Lexikon der Tugenden: Demut

Bild Lexikon der Tugenden2020 war geprägt von Tugenden wie Anteilnahme, Disziplin, Großzügigkeit Hilfsbereitschaft, Hingabe oder Respekt. Die preußischen Tugenden mit denen Friedrich II. in Verbindung gebracht wurde, lauten beispielsweise: Disziplin, Fleiß, Gehorsam oder Treue. Teils wurden diese Tugenden als altmodisch und als ein Relikt überwundener Zeiten belächelt. Teils wurde beklagt, dass im Zuge des Werteverfalls kaum noch jemand weiß, was denn Tugenden überhaupt sind. Das letzte Jahr hat uns gezeigt, dass Tugenden wichtig sind.

Der „Brockhaus“ erklärt diesen Begriff sinngemäß so: „Gesellschaftlich anerkannte Maßstäbe und Werte, die man mit sittlicher Festigkeit und Tüchtigkeit lebt und vervollkommnet.“

Schlicht gesagt: Das Gute erkennen und tun. Was das konkret bedeutet, soll nun mit einer Fortsetzungsreihe von einigen Tugenden erklärt werden.

 

Demut

Die Demut, sie gilt als die christlichste unter den Tugenden, und vielleicht verknüpfen deswegen viele mit ihr keine guten Assoziationen. Demut, das klingt nach Unterwürfigkeit, Buckeln und Kriechertum. Der moderne Mensch will sich aber nicht wegducken. Heutzutage sind Selbstbewusstsein und Darstellungsvermögen gefragt. Da passt die Demut nun gar nicht zum modernen Menschen. Außerdem wittert man bei dieser Lebenshaltung Heuchelei und Verschlagenheit. Die Tiefenpsychologie hinterfragt kritisch, ob nicht der Demütige in Wirklichkeit ein Hochmütiger ist. Schon Christian Fürchtegott Gellert beschrieb entlarvend den „stolzen Demütigen“. Nein! Mit dieser Tugend will man nichts zu tun haben. Der Mensch will sich nicht zurücknehmen, er will vorankommen, erfolgreich sein und Spaß haben.
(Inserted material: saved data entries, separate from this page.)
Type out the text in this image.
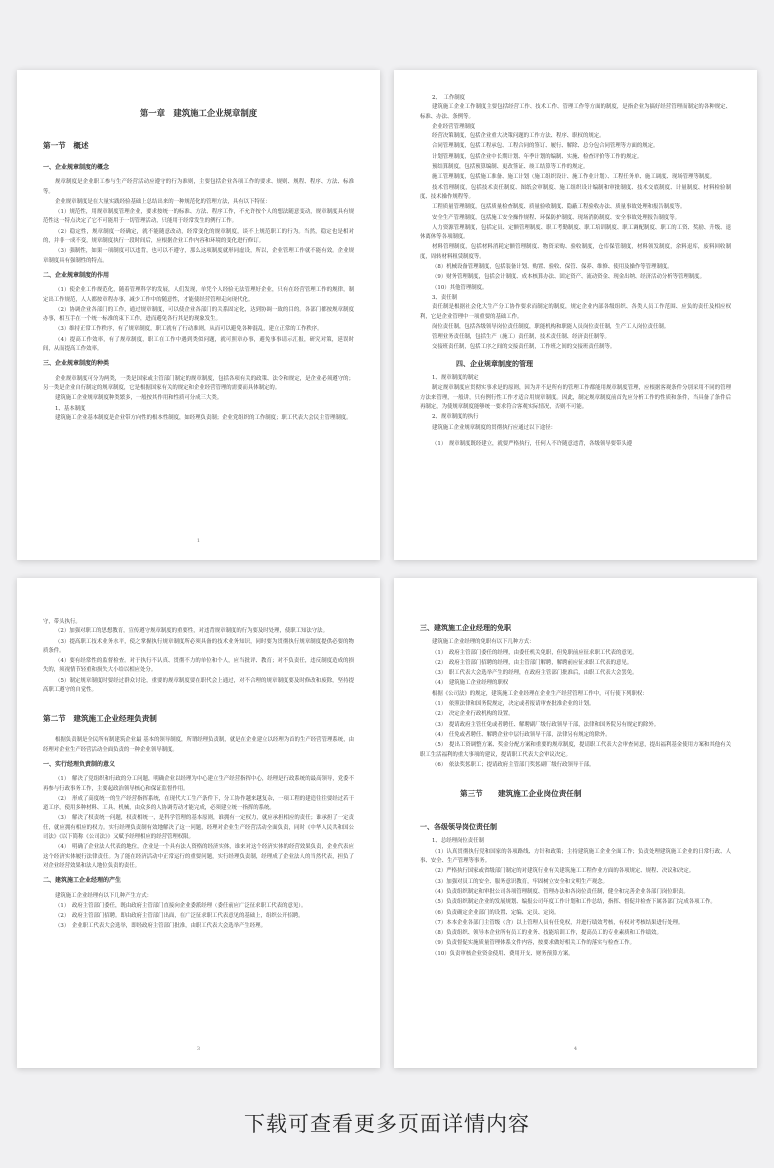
第一章　建筑施工企业规章制度
第一节　概述
一、企业规章制度的概念

规章制度是企业职工参与生产经营活动应遵守的行为准则，主要包括企业各项工作的要求、规则、规程、程序、方法、标准等。

企业规章制度是在大量实践经验基础上总结出来的一种规范化的管理方法，具有以下特征：

（1）规范性，用规章制度管理企业，要求按统一的标准、方法、程序工作，不允许按个人的想法随意变动，规章制度具有规范性这一特点决定了它不可能用于一切管理活动，只能用于经常发生的例行工作。

（2）稳定性，规章制度一经确定，就不能随意改动，经常变化的规章制度，谈不上规范职工的行为。当然，稳定也是相对的，并非一成不变，规章制度执行一段时间后，应根据企业工作内容和环境的变化进行修订。

（3）强制性，如果一项制度可以违背，也可以不遵守，那么这项制度就形同虚设，所以，企业管理工作就不能有效。企业规章制度具有强制性的特点。

二、企业规章制度的作用

（1）使企业工作规范化，随着管理科学的发展，人们发现，单凭个人经验无法管理好企业，只有在经营管理工作的规律，制定出工作规范，人人都按章程办事，减少工作中的随意性，才能使经营管理走向现代化。

（2）协调企业各部门的工作，通过规章制度，可以使企业各部门的关系固定化，达到协调一致的目的。各部门都按规章制度办事，相互手在一个统一标准的束下工作，进而避免各行其是的现象发生。

（3）维持正常工作秩序，有了规章制度，职工就有了行动准则，从而可以避免各种混乱，建立正常的工作秩序。

（4）提高工作效率，有了规章制度，职工在工作中遇到类似问题，就可照章办事，避免事事请示汇报，研究对策，延误时间，从而提高工作效率。

三、企业规章制度的种类

企业规章制度可分为两类，一类是国家或主管部门制定的规章制度，包括各项有关的政策、法令和规定，是企业必须遵守的；另一类是企业自行制定的规章制度，它是根据国家有关的规定和企业经营管理的需要而具体制定的。

建筑施工企业规章制度种类繁多，一般按其作用和性质可分成三大类。

1、基本制度

建筑施工企业基本制度是企业带方向性的根本性制度，如经理负责制；企业党组织的工作制度；职工代表大会民主管理制度。

1

2、　工作制度

建筑施工企业工作制度主要包括经营工作、技术工作、管理工作等方面的制度，是指企业为搞好经营管理而制定的各种规定、标准、办法、条例等。

企业经营管理制度

经营决策制度，包括企业重大决策问题的工作方法、程序、职权的规定。

合同管理制度，包括工程承包、工程合同的签订、履行、解除、总分包合同管理等方面的规定。

计划管理制度，包括企业中长期计划、年季计划的编制、实施、检查评价等工作的规定。

预结算制度，包括预算编制、更改签证、竣工结算等工作的规定。

施工管理制度，包括施工准备、施工计划（施工组织设计、施工作业计划）、工程任务单、施工调度、现场管理等制度。

技术管理制度，包括技术责任制度、图纸会审制度、施工组织设计编制和审批制度、技术交底制度、计量制度、材料检验制度、技术操作规程等。

工程质量管理制度，包括质量检查制度、质量验收制度、隐蔽工程验收办法、质量事故处理和报告制度等。

安全生产管理制度，包括施工安全操作规程、环保防护制度、现场消防制度、安全事故处理报告制度等。

人力资源管理制度，包括定员、定额管理制度、职工考勤制度、职工培训制度、职工调配制度、职工的工资、奖励、升级、退休离休等各项制度。

材料管理制度，包括材料消耗定额管理制度、物资采购、验收制度，仓库保管制度，材料领发制度，余料退库，废料回收制度，周转材料租赁制度等。

（8）机械设备管理制度，包括装备计划、购置、验收、保管、保养、维修、使用及操作等管理制度。

（9）财务管理制度，包括会计制度、成本核算办法、固定资产、流动资金、现金出纳、经济活动分析等管理制度。

（10）其他管理制度。

3、责任制

责任制是根据社会化大生产分工协作要求而制定的制度，规定企业内部各级组织、各类人员工作范围、应负的责任及相应权利，它是企业管理中一项重要的基础工作。

岗位责任制，包括各级领导岗位责任制度，职能机构和职能人员岗位责任制，生产工人岗位责任制。

管理业务责任制，包括生产（施工）责任制，技术责任制、经济责任制等。

交接班责任制，包括工序之间的交接责任制，工作班之间的交接班责任制等。

四、企业规章制度的管理

1、规章制度的制定

制定规章制度应贯彻实事求是的原则，因为并不是所有的管理工作都能用规章制度管理，应根据客观条件分别采用不同的管理方法来管理，一般讲，只有例行性工作才适合用规章制度。因此，制定规章制度前首先应分析工作的性质和条件，当具备了条件后再制定，为使规章制度能够统一要求符合客观实际情况，否则不可能。

2、规章制度的执行

建筑施工企业规章制度的贯彻执行应通过以下途径：

（1）　规章制度既经建立，就要严格执行，任何人不许随意违背，各级领导要带头遵

守，带头执行。

（2）加强对职工的思想教育，宣传遵守规章制度的重要性，对违背规章制度的行为要及时处理，使职工知法守法。

（3）提高职工技术业务水平，使之掌握执行规章制度所必须具备的技术业务知识，同时要为贯彻执行规章制度提供必要的物质条件。

（4）要有经常性的监督检查。对于执行不认真、贯彻不力的单位和个人，应当批评、教育；对不负责任，违反制度造成的损失的，须视情节轻重和损失大小给以相应处分。

（5）制定规章制度时要经过群众讨论，重要的规章制度要在职代会上通过，对不合理的规章制度要及时修改和废除，坚持提高职工遵守的自觉性。

第二节　建筑施工企业经理负责制

根据负责制是全民所有制建筑企业最 基本的领导制度，所谓经理负责制，就是在企业建立以经理为首的生产经营管理系统，由经理对企业生产经营活动全面负责的一种企业领导制度。

一、实行经理负责制的意义

（1）　解决了党组织和行政的分工问题，明确企业以经理为中心建立生产经营指挥中心，经理是行政系统的最高领导，党委不再参与行政事务工作，主要起政治领导核心和保证监督作用。

（2）　形成了高度统一的生产经营指挥系统，在现代大工生产条件下，分工协作越来越复杂，一项工程的建造往往要经过若干道工序，使用多种材料、工具、机械，由众多的人协调劳动才能完成，必须建立统一指挥的系统。

（3）　解决了权责统一问题，权责相统一，是科学管理的基本原则，谁拥有一定权力，就应承担相应的责任；谁承担了一定责任，就应拥有相应的权力。实行经理负责制有效地解决了这一问题，经理对企业生产经营活动全面负责，同时《中华人民共和国公司法》《以下简称《公司法》》又赋予经理相应的经营管理权限。

（4）　明确了企业法人代表的地位，企业是一个具有法人资格的经济实体，谁来对这个经济实体的经营效果负责，企业代表应这个经济实体履行法律责任。为了能在经济活动中正常运行的重要问题，实行经理负责制，经理成了企业法人的当然代表，担负了对企业经营效果和法人地位负责的责任。

二、建筑施工企业经理的产生

建筑施工企业经理有以下几种产生方式：

（1）　政府主管部门委任，既由政府主管部门直接向企业委派经理（委任前应广泛征求职工代表的意见）。

（2）　政府主管部门招聘。即由政府主管部门出面，在广泛征求职工代表意见的基础上，组织公开招聘。

（3）　企业职工代表大会选举，即经政府主管部门批准，由职工代表大会选举产生经理。

3
三、建筑施工企业经理的免职

建筑施工企业经理的免职有以下几种方式：

（1）　政府主管部门委任的经理，由委任机关免职，但免职前应征求职工代表的意见。

（2）　政府主管部门招聘的经理，由主管部门解聘，解聘前应征求职工代表的意见。

（3）　职工代表大会选举产生的经理，在政府主管部门批准后，由职工代表大会罢免。

（4）　建筑施工企业经理的职权

根据《公司法》的规定，建筑施工企业经理在企业生产经营管理工作中，可行使下列职权：

（1）　依照法律和国务院规定，决定或者报请审查批准企业的计划。

（2）　决定企业行政机构的设置。

（3）　提请政府主管任免或者聘任、解聘副厂级行政领导干部，法律和国务院另有规定的除外。

（4）　任免或者聘任、解聘企业中层行政领导干部，法律另有规定的除外。

（5）　提出工资调整方案、奖金分配方案和重要的规章制度，提请职工代表大会审查同意，提出福利基金使用方案和其他有关职工生活福利的重大事项的建议，提请职工代表大会审议决定。

（6）　依法奖惩职工；提请政府主管部门奖惩副厂级行政领导干部。

第三节　　建筑施工企业岗位责任制
一、各级领导岗位责任制

1、总经理岗位责任制

（1）认真贯彻执行党和国家的各项路线、方针和政策；主持建筑施工企业全面工作；负责处理建筑施工企业的日常行政、人事、安全、生产管理等事务。

（2）严格执行国家或省级部门制定的对建筑行业有关建筑施工工程作业方面的各项规定、规程、决议和决定。

（3）加强对员工的安全、服务意识教育，牢固树立安全和文明生产观念。

（4）负责组织制定和审批公司各项管理制度、管理办法和各岗位责任制，健全和完善企业各部门岗位职责。

（5）负责组织制定企业的发展规划、编报公司年度工作计划和工作总结，指挥、督促并检查下属各部门完成各项工作。

（6）负责确定企业部门的设置、定编、定员、定岗。

（7）本本企业各部门主管级（含）以上管理人员有任免权，并进行绩效考核，有权对考核结果进行处理。

（8）负责组织、领导本企业所有员工的业务、技能培训工作，提高员工的专业素质和工作绩效。

（9）负责督促实施质量管理体系文件内容，按要求做好相关工作的落实与检查工作。

（10）负责审核企业资金使用、费用开支、财务预算方案。

4
下载可查看更多页面详情内容
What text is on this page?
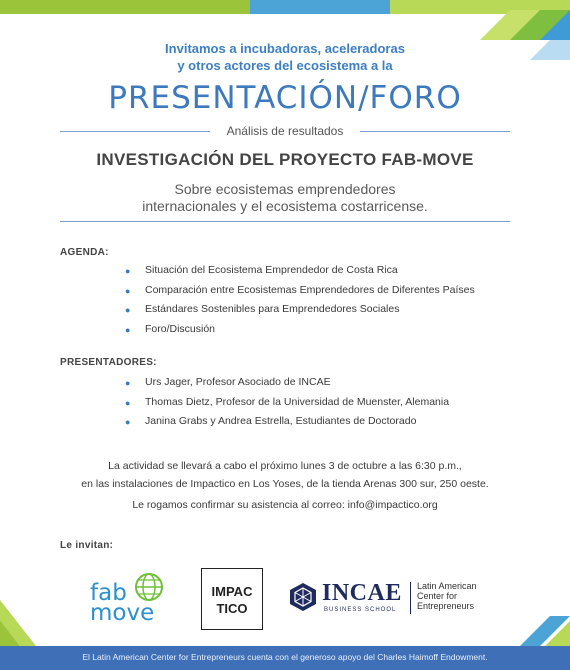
Invitamos a incubadoras, aceleradoras
y otros actores del ecosistema a la
PRESENTACIÓN/FORO
Análisis de resultados
INVESTIGACIÓN DEL PROYECTO FAB-MOVE
Sobre ecosistemas emprendedores
internacionales y el ecosistema costarricense.
AGENDA:
● Situación del Ecosistema Emprendedor de Costa Rica
● Comparación entre Ecosistemas Emprendedores de Diferentes Países
● Estándares Sostenibles para Emprendedores Sociales
● Foro/Discusión
PRESENTADORES:
● Urs Jager, Profesor Asociado de INCAE
● Thomas Dietz, Profesor de la Universidad de Muenster, Alemania
● Janina Grabs y Andrea Estrella, Estudiantes de Doctorado
La actividad se llevará a cabo el próximo lunes 3 de octubre a las 6:30 p.m.,
en las instalaciones de Impactico en Los Yoses, de la tienda Arenas 300 sur, 250 oeste.
Le rogamos confirmar su asistencia al correo: info@impactico.org
Le invitan:
fab
move
IMPAC
TICO
INCAE
BUSINESS SCHOOL
Latin American
Center for
Entrepreneurs
El Latin American Center for Entrepreneurs cuenta con el generoso apoyo del Charles Haimoff Endowment.
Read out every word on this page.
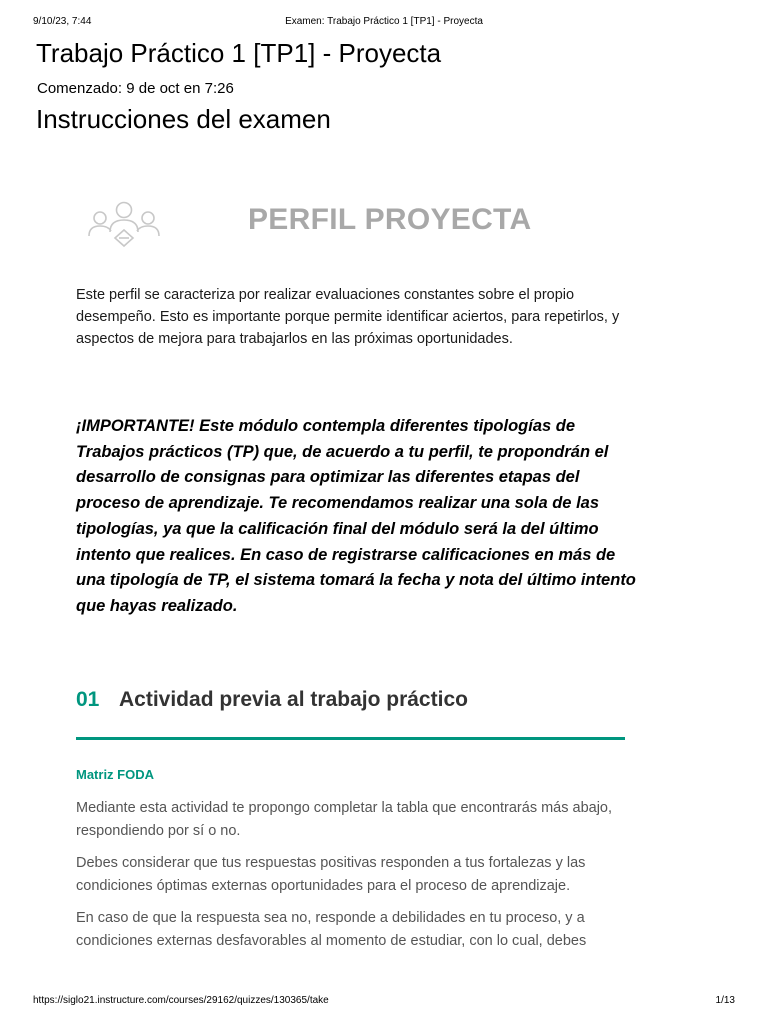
9/10/23, 7:44	Examen: Trabajo Práctico 1 [TP1] - Proyecta
Trabajo Práctico 1 [TP1] - Proyecta
Comenzado: 9 de oct en 7:26
Instrucciones del examen
PERFIL PROYECTA

Este perfil se caracteriza por realizar evaluaciones constantes sobre el propio desempeño. Esto es importante porque permite identificar aciertos, para repetirlos, y aspectos de mejora para trabajarlos en las próximas oportunidades.

¡IMPORTANTE! Este módulo contempla diferentes tipologías de Trabajos prácticos (TP) que, de acuerdo a tu perfil, te propondrán el desarrollo de consignas para optimizar las diferentes etapas del proceso de aprendizaje. Te recomendamos realizar una sola de las tipologías, ya que la calificación final del módulo será la del último intento que realices. En caso de registrarse calificaciones en más de una tipología de TP, el sistema tomará la fecha y nota del último intento que hayas realizado.

01 Actividad previa al trabajo práctico
Matriz FODA

Mediante esta actividad te propongo completar la tabla que encontrarás más abajo, respondiendo por sí o no.

Debes considerar que tus respuestas positivas responden a tus fortalezas y las condiciones óptimas externas oportunidades para el proceso de aprendizaje.

En caso de que la respuesta sea no, responde a debilidades en tu proceso, y a condiciones externas desfavorables al momento de estudiar, con lo cual, debes

https://siglo21.instructure.com/courses/29162/quizzes/130365/take	1/13
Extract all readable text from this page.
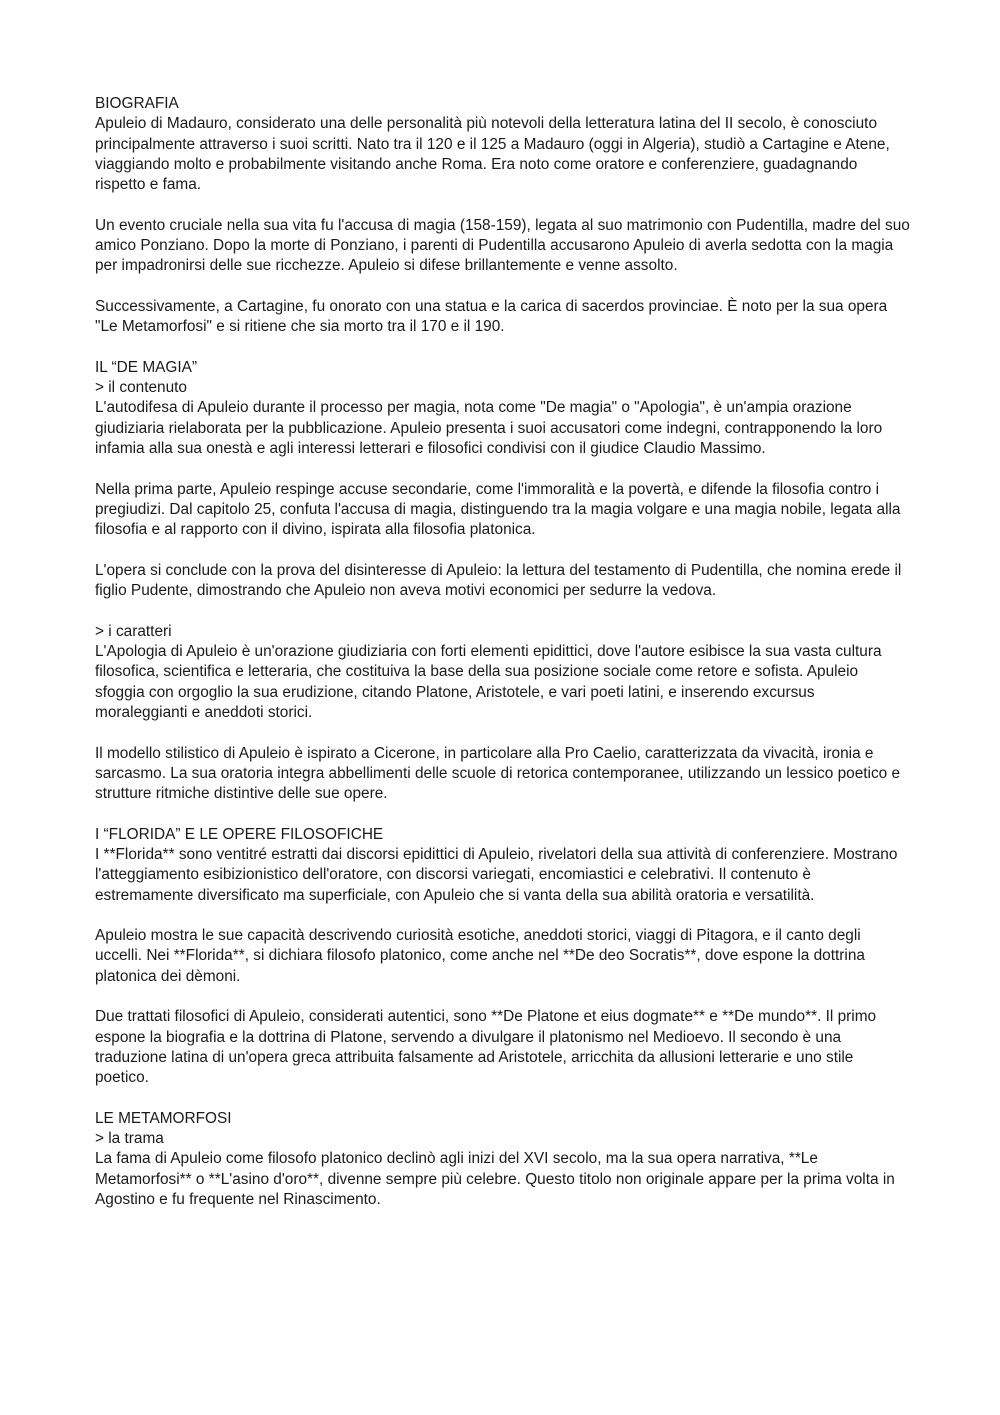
BIOGRAFIA

Apuleio di Madauro, considerato una delle personalità più notevoli della letteratura latina del II secolo, è conosciuto principalmente attraverso i suoi scritti. Nato tra il 120 e il 125 a Madauro (oggi in Algeria), studiò a Cartagine e Atene, viaggiando molto e probabilmente visitando anche Roma. Era noto come oratore e conferenziere, guadagnando rispetto e fama.

Un evento cruciale nella sua vita fu l'accusa di magia (158-159), legata al suo matrimonio con Pudentilla, madre del suo amico Ponziano. Dopo la morte di Ponziano, i parenti di Pudentilla accusarono Apuleio di averla sedotta con la magia per impadronirsi delle sue ricchezze. Apuleio si difese brillantemente e venne assolto.

Successivamente, a Cartagine, fu onorato con una statua e la carica di sacerdos provinciae. È noto per la sua opera "Le Metamorfosi" e si ritiene che sia morto tra il 170 e il 190.

IL “DE MAGIA”
> il contenuto

L'autodifesa di Apuleio durante il processo per magia, nota come "De magia" o "Apologia", è un'ampia orazione giudiziaria rielaborata per la pubblicazione. Apuleio presenta i suoi accusatori come indegni, contrapponendo la loro infamia alla sua onestà e agli interessi letterari e filosofici condivisi con il giudice Claudio Massimo.

Nella prima parte, Apuleio respinge accuse secondarie, come l'immoralità e la povertà, e difende la filosofia contro i pregiudizi. Dal capitolo 25, confuta l'accusa di magia, distinguendo tra la magia volgare e una magia nobile, legata alla filosofia e al rapporto con il divino, ispirata alla filosofia platonica.

L'opera si conclude con la prova del disinteresse di Apuleio: la lettura del testamento di Pudentilla, che nomina erede il figlio Pudente, dimostrando che Apuleio non aveva motivi economici per sedurre la vedova.

> i caratteri

L'Apologia di Apuleio è un'orazione giudiziaria con forti elementi epidittici, dove l'autore esibisce la sua vasta cultura filosofica, scientifica e letteraria, che costituiva la base della sua posizione sociale come retore e sofista. Apuleio sfoggia con orgoglio la sua erudizione, citando Platone, Aristotele, e vari poeti latini, e inserendo excursus moraleggianti e aneddoti storici.

Il modello stilistico di Apuleio è ispirato a Cicerone, in particolare alla Pro Caelio, caratterizzata da vivacità, ironia e sarcasmo. La sua oratoria integra abbellimenti delle scuole di retorica contemporanee, utilizzando un lessico poetico e strutture ritmiche distintive delle sue opere.

I “FLORIDA” E LE OPERE FILOSOFICHE

I **Florida** sono ventitré estratti dai discorsi epidittici di Apuleio, rivelatori della sua attività di conferenziere. Mostrano l'atteggiamento esibizionistico dell'oratore, con discorsi variegati, encomiastici e celebrativi. Il contenuto è estremamente diversificato ma superficiale, con Apuleio che si vanta della sua abilità oratoria e versatilità.

Apuleio mostra le sue capacità descrivendo curiosità esotiche, aneddoti storici, viaggi di Pitagora, e il canto degli uccelli. Nei **Florida**, si dichiara filosofo platonico, come anche nel **De deo Socratis**, dove espone la dottrina platonica dei dèmoni.

Due trattati filosofici di Apuleio, considerati autentici, sono **De Platone et eius dogmate** e **De mundo**. Il primo espone la biografia e la dottrina di Platone, servendo a divulgare il platonismo nel Medioevo. Il secondo è una traduzione latina di un'opera greca attribuita falsamente ad Aristotele, arricchita da allusioni letterarie e uno stile poetico.

LE METAMORFOSI
> la trama

La fama di Apuleio come filosofo platonico declinò agli inizi del XVI secolo, ma la sua opera narrativa, **Le Metamorfosi** o **L'asino d'oro**, divenne sempre più celebre. Questo titolo non originale appare per la prima volta in Agostino e fu frequente nel Rinascimento.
Und doch geht es hier um eine Tugend, an der niemand vorbeikommt.

Der Begriff hat seinen Ursprung in „diomuoti“, was so viel wie „dienstwillig“ bedeutet. Demut ist also die Gesinnung eines Dienenden, früher einer(s) Magd/Knechtes. Magd und Knecht verbinden wir heute allerdings mit Ausbeutung und Leibeigenschaft, was sicherlich auch zutraf. Aber andererseits müssen wir bedenken, dass der Knecht im Gegensatz zum Tagelöhner gewissermaßen zur Familie gehörte. Er hatte dort seinen Platz, d. h., bei all seiner Schinderei hatte er ein Recht auf Unterkunft, Verpflegung und Entlohnung. In dieser Position war er natürlich dienend, fügsam, gehorsam, sicher auch unterwürfig und ehrfürchtig. Und doch handelte es sich nicht um eine „Sklavengesinnung“, wie Friedrich Nietzsche diese „Tugend der Christen“ abwertend bezeichnete. De und Mut bedeutet auch „drunter bleiben“. Der Dienende lebte die „Einsicht in die Unabänderlichkeit.“ Er war nun mal nicht der Bauer, der Besitzer des Hofes, sondern Knecht. Vielleicht wird jetzt deutlich, warum man mit Demut heute nicht viel anfangen kann. Es gibt Menschen, die mit Unabänderlichkeiten ihre Probleme haben, z. B. dass sie eben „nur“ Mitarbeiter sind und nicht Chef. Sie rebellieren innerlich und lehnen sich permanent gegen jede Form von „Obrigkeit“ auf. Sich einfügen oder gar unterordnen fällt ihnen schwer. Deswegen wissen sie auch immer alles besser. Am liebsten würden sie gern selbst den Chefposten erklimmen. Dann hätte sich jede Form von drunter bleiben erübrigt. Sind sie dazu aber nicht in der Lage, bleibt es beim Sticheln und Piesacken.  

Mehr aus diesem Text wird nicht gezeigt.